O presidente Mattarella indigitou Carlo Cottarelli primeiro-ministro e encarregou-o de formar um "governo neutro" capaz de acalmar os receios dos mercados. Mas os mercados não acalmaram porque a decisão do presidente atirou o país para a mais grave crise política desde 1948 e reforçou os sentimentos anti-euro.
Carlo Cottarelli vai reunir-se na tarde desta terça-feira, 29 de Maio, com o presidente italiano Sergio Mattarella para lhe apresentar os nomes que pretende levar para o "governo neutro" de iniciativa presidencial. No entanto, a solução encontrada por Mattarella para sossegar os mercados não está a ser capaz de atingir esse objectivo definido como primordial, pelo contrário: os juros disparam e, no prazo a 10 anos, a taxa de juro associada aos títulos soberanos transalpinos negoceia em máximos de 2014. No curto-prazo (dois anos), a escalada superior a 150 pontos base é a maior subida em 26 anos.
A escolha tecnocrática de Cottarelli, um ex-funcionário do Fundo Monetário Internacional, está a surtir o efeito contrário à de Mario Monti que, em 2011, foi "colocado" por Bruxelas na chefia do governo italiano com o objectivo de promover políticas de austeridade em plena crise das dívidas soberanas.
Para lá das especificidades políticas, há uma grande diferença entre ambos os casos.
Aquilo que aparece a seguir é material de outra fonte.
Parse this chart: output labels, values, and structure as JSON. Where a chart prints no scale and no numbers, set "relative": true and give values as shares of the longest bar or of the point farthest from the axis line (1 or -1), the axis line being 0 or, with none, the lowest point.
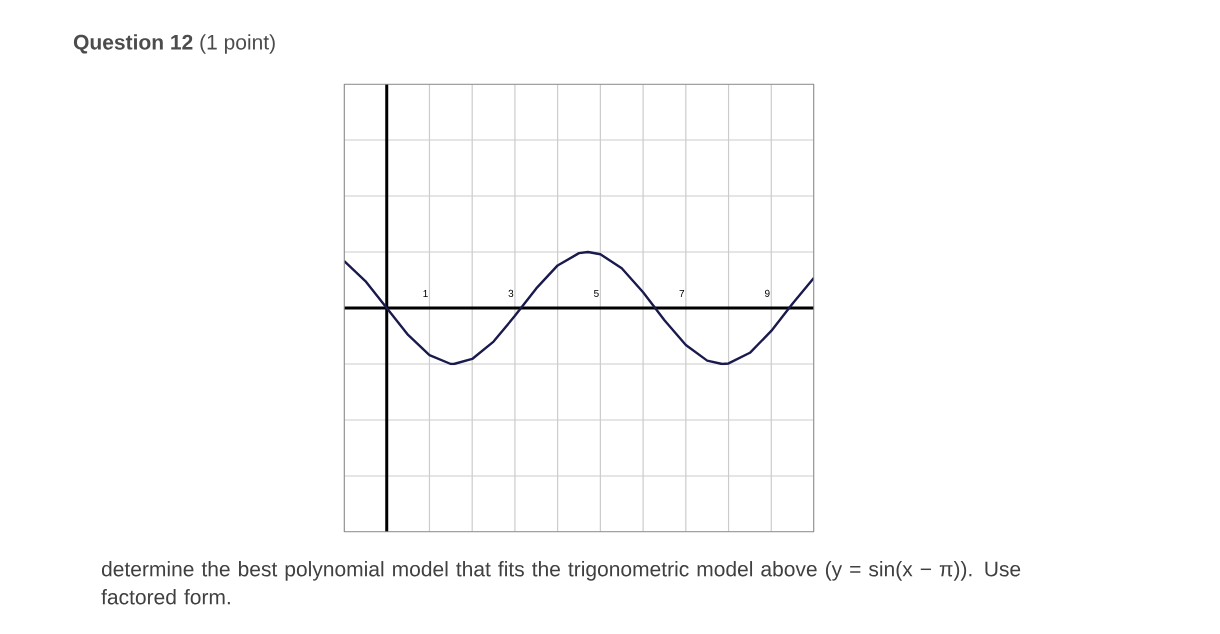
{
  "chart_data": {
    "type": "line",
    "title": "**Question 12** (1 point)",
    "annotations": [
      "determine the best polynomial model that fits the trigonometric model above (y = sin(x − π)). Use factored form."
    ],
    "x": [
      -1,
      -0.5,
      0,
      0.5,
      1,
      1.5,
      1.57,
      2,
      2.5,
      3,
      3.5,
      4,
      4.5,
      4.71,
      5,
      5.5,
      6,
      6.5,
      7,
      7.5,
      7.85,
      8,
      8.5,
      9,
      9.5,
      10
    ],
    "series": [
      {
        "color": "#1a1a4e",
        "values": [
          0.84,
          0.48,
          0,
          -0.48,
          -0.84,
          -1.0,
          -1,
          -0.91,
          -0.6,
          -0.14,
          0.35,
          0.76,
          0.98,
          1,
          0.96,
          0.71,
          0.28,
          -0.22,
          -0.66,
          -0.94,
          -1,
          -0.99,
          -0.8,
          -0.41,
          0.08,
          0.54
        ]
      }
    ],
    "xlim": [
      -1,
      10
    ],
    "xticks": [
      {
        "value": -1,
        "label": null
      },
      {
        "value": 0,
        "label": null
      },
      {
        "value": 1,
        "label": "1"
      },
      {
        "value": 2,
        "label": null
      },
      {
        "value": 3,
        "label": "3"
      },
      {
        "value": 4,
        "label": null
      },
      {
        "value": 5,
        "label": "5"
      },
      {
        "value": 6,
        "label": null
      },
      {
        "value": 7,
        "label": "7"
      },
      {
        "value": 8,
        "label": null
      },
      {
        "value": 9,
        "label": "9"
      },
      {
        "value": 10,
        "label": null
      }
    ],
    "relative": true,
    "grid": true,
    "tick_labels": "x",
    "marker": "none",
    "line_style": "solid"
  }
}
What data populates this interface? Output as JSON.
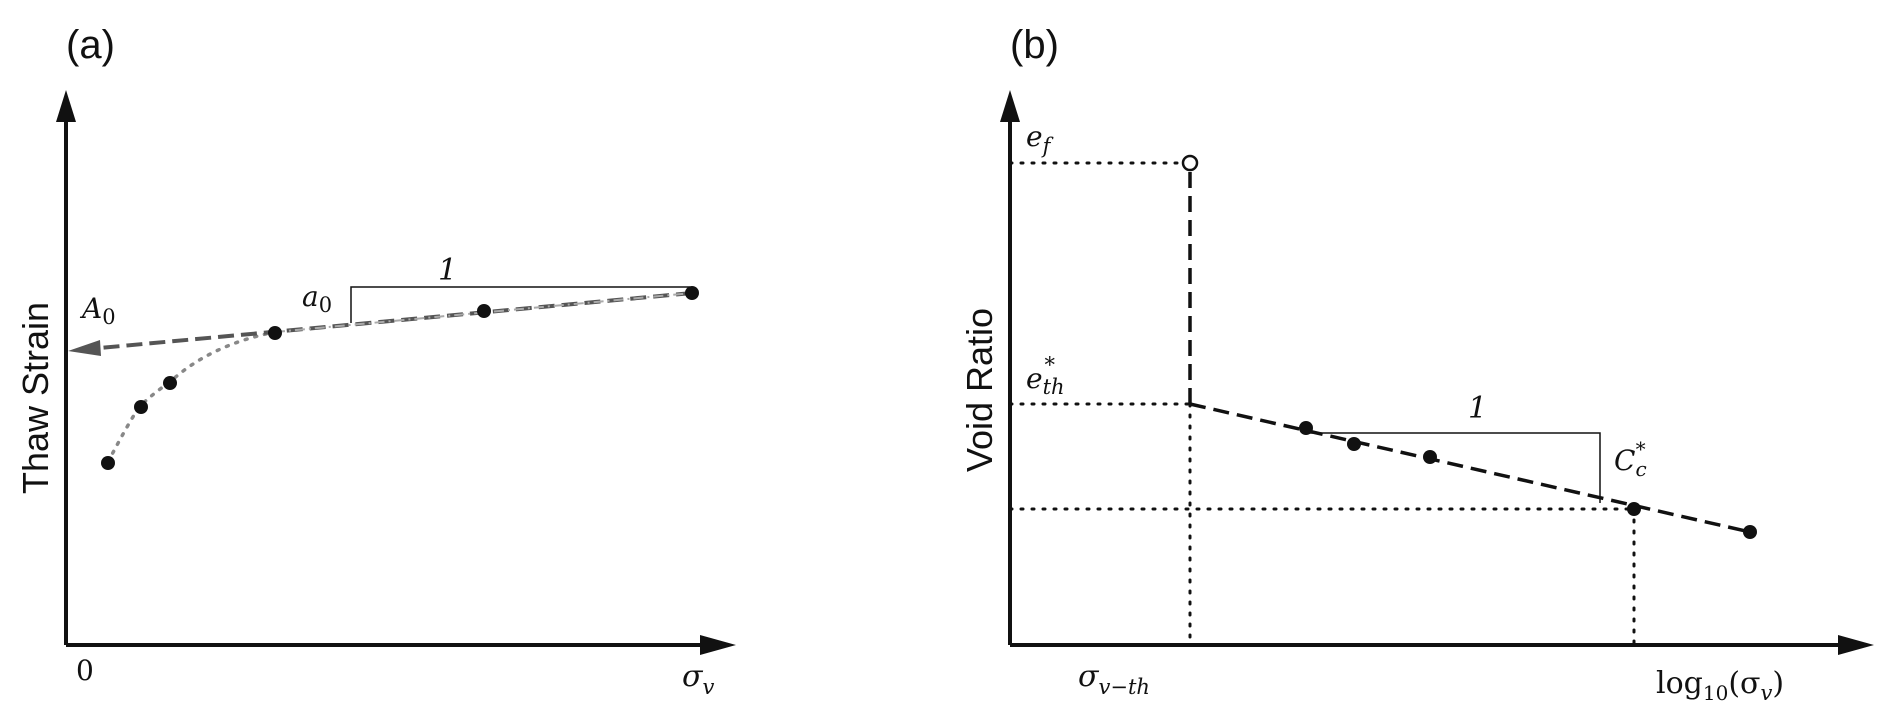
{
  "panel_a": {
    "label": "(a)",
    "y_axis_title": "Thaw Strain",
    "origin_label": "0",
    "x_label": "σ",
    "x_label_sub": "v",
    "intercept_label": "A",
    "intercept_sub": "0",
    "slope_label": "a",
    "slope_sub": "0",
    "run_label": "1"
  },
  "panel_b": {
    "label": "(b)",
    "y_axis_title": "Void Ratio",
    "ef_label": "e",
    "ef_sub": "f",
    "eth_label": "e",
    "eth_sub": "th",
    "eth_sup": "*",
    "sigma_th_label": "σ",
    "sigma_th_sub": "v−th",
    "log_label_prefix": "log",
    "log_label_sub": "10",
    "log_label_arg_open": "(σ",
    "log_label_arg_sub": "v",
    "log_label_arg_close": ")",
    "cc_label": "C",
    "cc_sub": "c",
    "cc_sup": "*",
    "run_label": "1"
  },
  "colors": {
    "ink": "#111111",
    "dashed_line": "#555555",
    "dotted_curve": "#888888"
  }
}
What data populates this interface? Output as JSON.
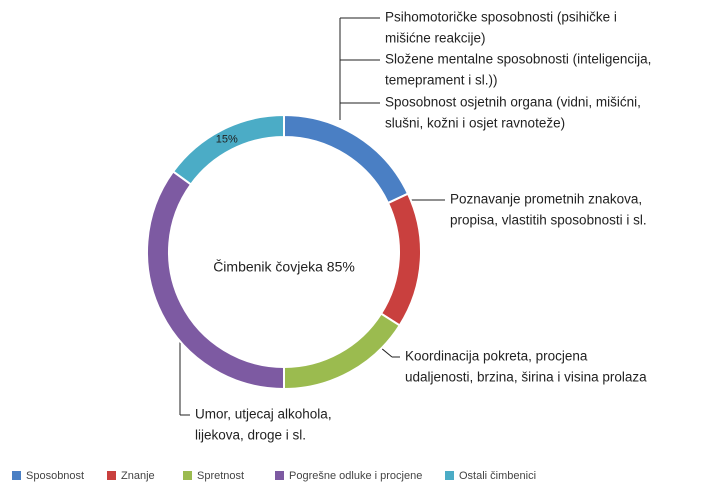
{
  "chart_data": {
    "type": "pie",
    "donut": true,
    "categories": [
      "Sposobnost",
      "Znanje",
      "Spretnost",
      "Pogrešne odluke i procjene",
      "Ostali čimbenici"
    ],
    "values": [
      18,
      16,
      16,
      35,
      15
    ],
    "value_labels": [
      null,
      null,
      null,
      null,
      "15%"
    ],
    "colors": [
      "#4a7fc4",
      "#c9403e",
      "#9bbb4f",
      "#7d5aa2",
      "#4bacc6"
    ],
    "center_label": "Čimbenik čovjeka 85%",
    "legend": "bottom",
    "annotations": [
      [
        "Psihomotoričke sposobnosti (psihičke i",
        "mišićne reakcije)"
      ],
      [
        "Složene mentalne sposobnosti (inteligencija,",
        "temeprament i sl.))"
      ],
      [
        "Sposobnost osjetnih organa (vidni, mišićni,",
        "slušni, kožni i osjet ravnoteže)"
      ],
      [
        "Poznavanje prometnih znakova,",
        "propisa, vlastitih sposobnosti i sl."
      ],
      [
        "Koordinacija pokreta, procjena",
        "udaljenosti, brzina, širina i visina prolaza"
      ],
      [
        "Umor, utjecaj alkohola,",
        "lijekova, droge i sl."
      ]
    ]
  }
}
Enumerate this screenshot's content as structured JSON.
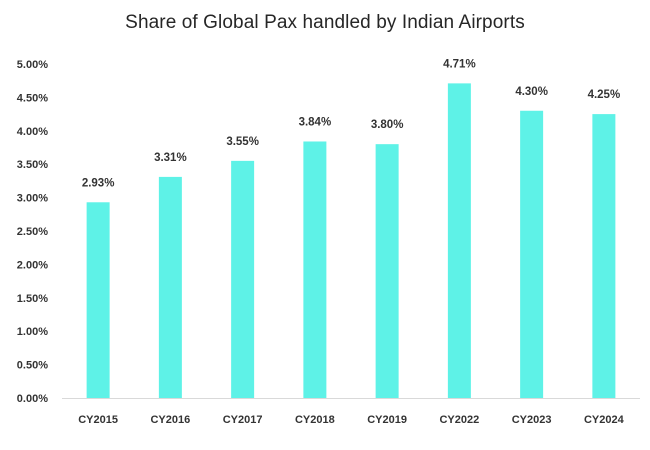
{
  "chart_data": {
    "type": "bar",
    "title": "Share of Global Pax handled by Indian Airports",
    "categories": [
      "CY2015",
      "CY2016",
      "CY2017",
      "CY2018",
      "CY2019",
      "CY2022",
      "CY2023",
      "CY2024"
    ],
    "values": [
      2.93,
      3.31,
      3.55,
      3.84,
      3.8,
      4.71,
      4.3,
      4.25
    ],
    "data_labels": [
      "2.93%",
      "3.31%",
      "3.55%",
      "3.84%",
      "3.80%",
      "4.71%",
      "4.30%",
      "4.25%"
    ],
    "y_ticks": [
      0,
      0.5,
      1.0,
      1.5,
      2.0,
      2.5,
      3.0,
      3.5,
      4.0,
      4.5,
      5.0
    ],
    "y_tick_labels": [
      "0.00%",
      "0.50%",
      "1.00%",
      "1.50%",
      "2.00%",
      "2.50%",
      "3.00%",
      "3.50%",
      "4.00%",
      "4.50%",
      "5.00%"
    ],
    "xlabel": "",
    "ylabel": "",
    "ylim": [
      0,
      5
    ],
    "grid": false,
    "legend": "none",
    "colors": {
      "bar": "#5EF2E7",
      "axis": "#D9D9D9",
      "text": "#333333"
    }
  }
}
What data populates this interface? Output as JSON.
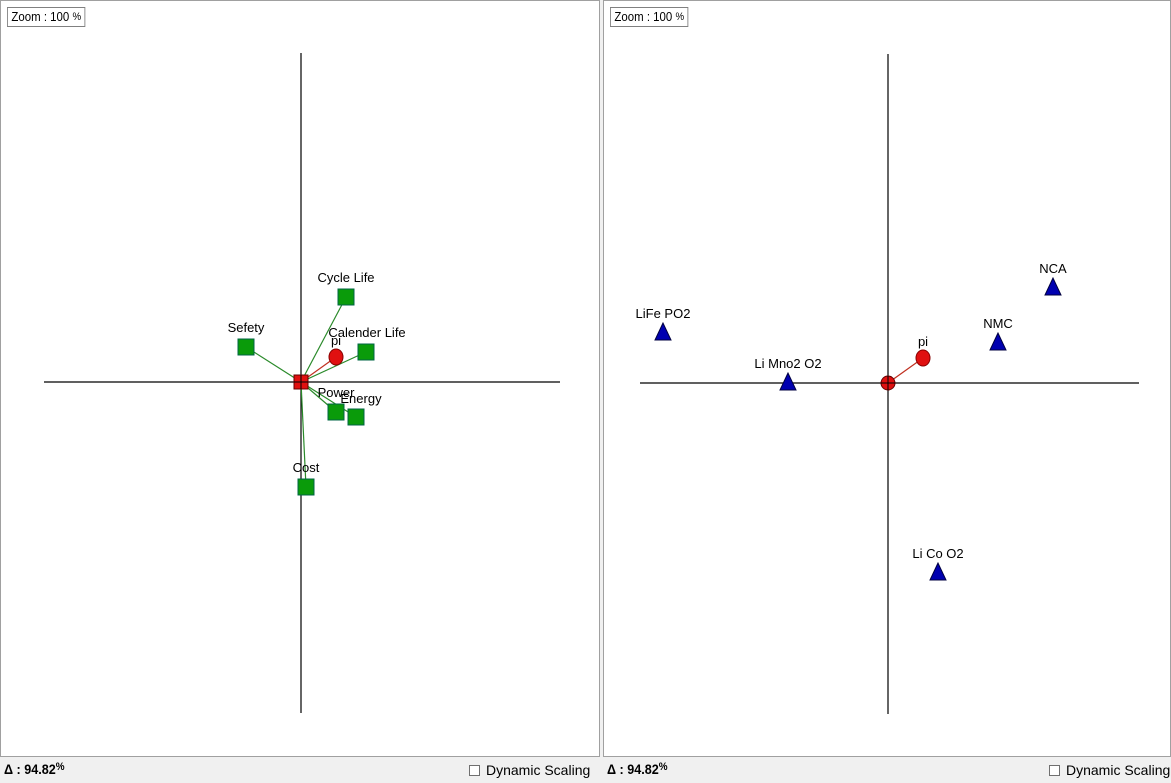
{
  "left_panel": {
    "zoom_label": "Zoom : 100",
    "zoom_unit": "%",
    "delta_symbol": "Δ",
    "delta_value": ": 94.82",
    "delta_unit": "%",
    "dynamic_scaling_label": "Dynamic Scaling",
    "dynamic_scaling_checked": false,
    "points": [
      {
        "label": "Cycle Life",
        "x": 0.09,
        "y": 0.17,
        "marker": "square"
      },
      {
        "label": "Sefety",
        "x": -0.11,
        "y": 0.07,
        "marker": "square"
      },
      {
        "label": "Calender Life",
        "x": 0.13,
        "y": 0.06,
        "marker": "square"
      },
      {
        "label": "pi",
        "x": 0.07,
        "y": 0.05,
        "marker": "circle"
      },
      {
        "label": "Power",
        "x": 0.07,
        "y": -0.06,
        "marker": "square"
      },
      {
        "label": "Energy",
        "x": 0.11,
        "y": -0.07,
        "marker": "square"
      },
      {
        "label": "Cost",
        "x": 0.01,
        "y": -0.21,
        "marker": "square"
      }
    ]
  },
  "right_panel": {
    "zoom_label": "Zoom : 100",
    "zoom_unit": "%",
    "delta_symbol": "Δ",
    "delta_value": ": 94.82",
    "delta_unit": "%",
    "dynamic_scaling_label": "Dynamic Scaling",
    "dynamic_scaling_checked": false,
    "points": [
      {
        "label": "NCA",
        "x": 0.33,
        "y": 0.19,
        "marker": "triangle"
      },
      {
        "label": "LiFe PO2",
        "x": -0.45,
        "y": 0.1,
        "marker": "triangle"
      },
      {
        "label": "NMC",
        "x": 0.22,
        "y": 0.08,
        "marker": "triangle"
      },
      {
        "label": "pi",
        "x": 0.07,
        "y": 0.05,
        "marker": "circle"
      },
      {
        "label": "Li Mno2 O2",
        "x": -0.2,
        "y": 0.0,
        "marker": "triangle"
      },
      {
        "label": "Li Co O2",
        "x": 0.1,
        "y": -0.38,
        "marker": "triangle"
      }
    ]
  },
  "colors": {
    "square_fill": "#0a9b0a",
    "square_line": "#2a8a2a",
    "circle_fill": "#e01010",
    "circle_line": "#c03020",
    "triangle_fill": "#0000b0"
  }
}
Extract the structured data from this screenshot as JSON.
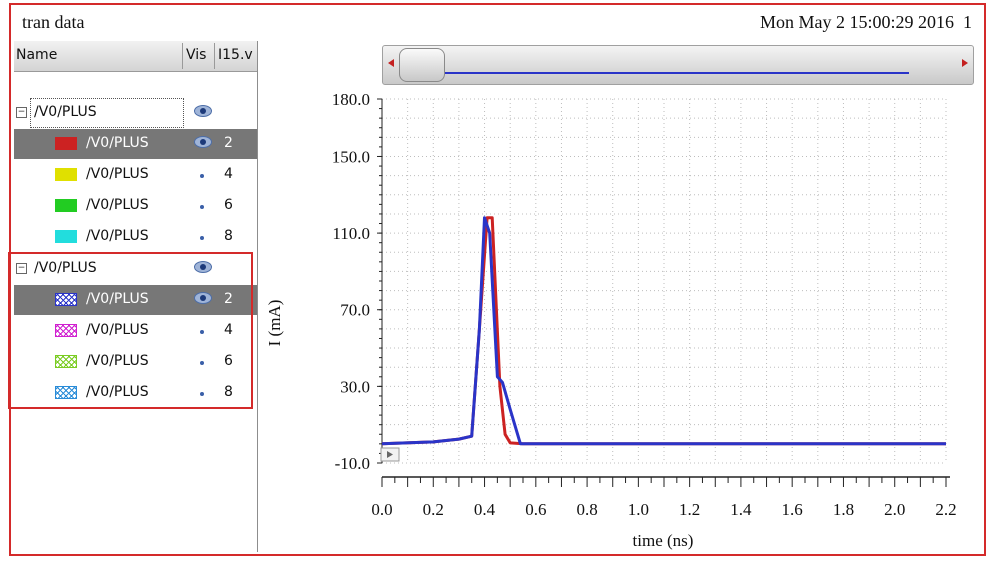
{
  "window": {
    "title": "tran data",
    "timestamp": "Mon May 2 15:00:29 2016",
    "page_number": "1"
  },
  "browser": {
    "columns": {
      "name": "Name",
      "vis": "Vis",
      "third": "I15.v"
    },
    "groups": [
      {
        "label": "/V0/PLUS",
        "traces": [
          {
            "label": "/V0/PLUS",
            "num": "2",
            "color": "#cc2222",
            "style": "solid",
            "selected": true
          },
          {
            "label": "/V0/PLUS",
            "num": "4",
            "color": "#e0e000",
            "style": "solid",
            "selected": false
          },
          {
            "label": "/V0/PLUS",
            "num": "6",
            "color": "#22cc22",
            "style": "solid",
            "selected": false
          },
          {
            "label": "/V0/PLUS",
            "num": "8",
            "color": "#22dddd",
            "style": "solid",
            "selected": false
          }
        ]
      },
      {
        "label": "/V0/PLUS",
        "traces": [
          {
            "label": "/V0/PLUS",
            "num": "2",
            "color": "#2a34c8",
            "style": "hatched",
            "selected": true
          },
          {
            "label": "/V0/PLUS",
            "num": "4",
            "color": "#d020d0",
            "style": "hatched",
            "selected": false
          },
          {
            "label": "/V0/PLUS",
            "num": "6",
            "color": "#7acc22",
            "style": "hatched",
            "selected": false
          },
          {
            "label": "/V0/PLUS",
            "num": "8",
            "color": "#2a8cd8",
            "style": "hatched",
            "selected": false
          }
        ]
      }
    ]
  },
  "chart_data": {
    "type": "line",
    "xlabel": "time (ns)",
    "ylabel": "I (mA)",
    "xlim": [
      0.0,
      2.2
    ],
    "ylim": [
      -10.0,
      180.0
    ],
    "x_ticks": [
      "0.0",
      "0.2",
      "0.4",
      "0.6",
      "0.8",
      "1.0",
      "1.2",
      "1.4",
      "1.6",
      "1.8",
      "2.0",
      "2.2"
    ],
    "y_ticks": [
      "180.0",
      "150.0",
      "110.0",
      "70.0",
      "30.0",
      "-10.0"
    ],
    "y_tick_values": [
      180,
      150,
      110,
      70,
      30,
      -10
    ],
    "grid": true,
    "series": [
      {
        "color": "#cc2222",
        "points": [
          [
            0.0,
            0.0
          ],
          [
            0.2,
            1.0
          ],
          [
            0.3,
            2.5
          ],
          [
            0.35,
            4.0
          ],
          [
            0.38,
            60.0
          ],
          [
            0.41,
            118.0
          ],
          [
            0.43,
            118.0
          ],
          [
            0.46,
            30.0
          ],
          [
            0.48,
            5.0
          ],
          [
            0.5,
            0.5
          ],
          [
            0.55,
            0.0
          ],
          [
            2.2,
            0.0
          ]
        ]
      },
      {
        "color": "#2a34c8",
        "points": [
          [
            0.0,
            0.0
          ],
          [
            0.2,
            1.0
          ],
          [
            0.3,
            2.5
          ],
          [
            0.35,
            4.0
          ],
          [
            0.38,
            60.0
          ],
          [
            0.4,
            118.0
          ],
          [
            0.42,
            110.0
          ],
          [
            0.45,
            35.0
          ],
          [
            0.47,
            32.0
          ],
          [
            0.5,
            18.0
          ],
          [
            0.54,
            0.0
          ],
          [
            2.2,
            0.0
          ]
        ]
      }
    ]
  }
}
Se Monti dispunha de maioria parlamentar para aprovar medidas e leis essenciais como o Orçamento, o primeiro-ministro indigitado Carlo Cottarelli tem uma maioria que lhe é adversa e o seu governo corre o risco de, pela primeira vez desde a República, não obter sequer um único voto favorável.
"O governo de Mattarella não tem nenhuma possibilidade de passar", afiança Daniele Albertazzi que, perante a intenção de se abster anunciada pelo PD, antecipa que Cottarelli poderá não recolher apoios ou ficar-se pelos votos do ultraminoritário centro-esquerda Livres e Iguais de Pietro Grasso. "Monti até tinha o apoio de Silvio Berlusconi e, acima de tudo, tinha uma maioria favorável", conclui este professor de Ciência Política na Universidade de Birmingham.
Perante este cenário, Cottarelli deverá ver o seu governo chumbado no parlamento e ser remetido para a chefia de um executivo de transição e "sem autoridade política", explica Albertazzi que vê como tarefa impossível a aprovação do Orçamento para 2019, um dos objectivos centrais de Mattarella. Este especialista em questões europeias e em política italiana considera que "Mattarella escolheu a pessoa errada", não tanto por questões técnicas mas políticas.
No domingo, o anterior primeiro-ministro mandatado, Giuseppe Conte, renunciou a formar um governo com apoio do Movimento 5 Estrela e da Liga devido à rejeição de Mattarella ao nome de Paolo Savona, um académico com posições eurocépticas, para a pasta de Economia e Finanças.
"É tudo uma questão simbólica", sustenta Daniele Albertazzi que sinaliza a oposição entre dois discursos e o aproveitamento político que dela se fará. Enquanto Cottarelli e Mattarella falam para os mercados e agências de rating, o FMI ou o Banco Central Europeu, Luigi Di Maio (5 Estrelas) e Matteo Salvini (Liga) vão dizer "‘nós falamos para os italianos’".
Soberanistas contra europeístas
O antagonismo que nas eleições de 4 de Março permitiu a duas forças anti-sistema como o 5 Estrelas e a Liga somarem uma maioria absoluta tenderá a agudizar-se. Em plenitude de funções ou em gestão, o governo de Cottarelli será para durar escassos meses até à realização de novas eleições, possivelmente no final do Verão.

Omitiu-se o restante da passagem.